By Carl Stagner
Jesus is the subject for Harvey Carey. The urban pastor and church planter—also an avid amateur photographer—isn’t affiliated directly with the Church of God, but he’s a familiar face to many in the Movement. The former IYC speaker was invited to speak again to the Church of God, this time at the Regional Convention in Columbus, Ohio (June 19–20). His firsthand experience shining the light of Christ in the inner-city not only informs, but inspires listeners young and old, from downtown to down yonder. This product of the inner-city, turned proponent of the inner-city, challenges Christians to give life to their community—population three, or population three million.
While a student at Bishop College in Dallas, Texas, Harvey Carey made the student lounge his go-to place of prayer. God honored Harvey’s consistent prayer time by speaking clearly to him one pivotal evening. “You will go to Detroit, Michigan,” God said, “and start a church—Citadel of Faith.” Harvey reflects that, at the time, he didn’t even know what the word citadel meant. He had also never been to Detroit, but he knew God had spoken. All of this happened in 1986, and while Harvey never forgot that encounter, he and his family first moved to Chicago where he would serve as assistant pastor and youth pastor until 2003.

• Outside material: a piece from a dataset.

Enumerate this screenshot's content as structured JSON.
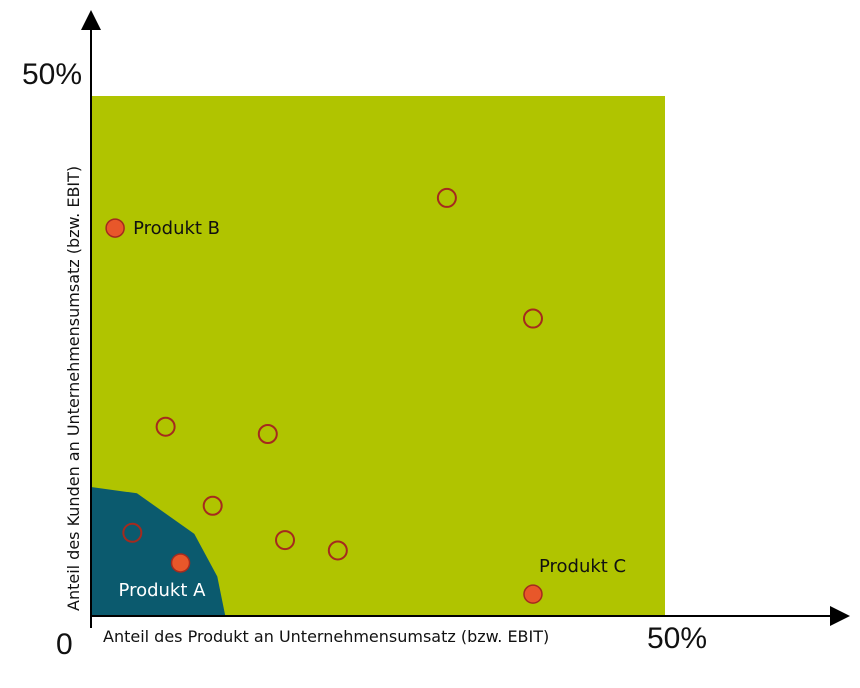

In the summer of 2003, after the final pieces of the puzzle were providentially assembled, Harvey Carey and his wife Nancy and daughter Tiffany were Detroit-bound. Citadel of Faith was planted, and today Harvey Carey pastors a thriving congregation in the heart of the Motor City. As the Church of God movement revitalizes its efforts in the inner-city, Harvey Carey pushes forward in an area too often dismissed by the church world.
“I realize that marginalization and lack of hope can be one of the greatest deterrents of success,” Harvey explains. “I have a burden for the city. The word inner-city often connotes poverty, minorities, and those on the fringe of society. Although this is true, the inner-city is often an eclectic array of all kinds of people struggling to find out how to not only break out of cycles of poverty, but often how to co-exist, as well. I find the tug so strong to the inner-city because I feel this is where the greatest needs often reside in our American culture. I feel uniquely equipped to both love, encourage, and empower those who are most vulnerable. I also feel a unique call to bridge the resourced to the under-resourced. If we are the ‘light of the world,’ I have always run to the darkest corners to ‘let my little light shine.’”
As busy as his schedule gets, Harvey has come to recognize the vitality of rest and recreation. Coming off a recent sabbatical, he’s learned the tools to keep his soul nourished in the midst of ministry. “As leaders are often giving 100 percent and then some, to our youth and the various places he’s called, our activity and doing cannot replace our being.” Perhaps that’s why his interests and hobbies aside from ministry are so valuable to him. Not only does he enjoy capturing stories on his “amazing digital SLR camera,” but he also enjoys watching stories played out on the big screen and the stage. Live Broadway musicals and stage productions are personal favorites!
As the Church of God gathered in Columbus, Ohio, returns home from the Regional Convention, Harvey Carey’s prayer is that unity is a resonating theme. “Jesus, in his prayer, asked that we would be one so the world would believe he is the Son of God. With the ever-increasing partisan trenches, and racial and economic tensions that are driving one of the greatest divides our nation has seen in a while, I want to unpack the mandate for unity as a force for evangelism.”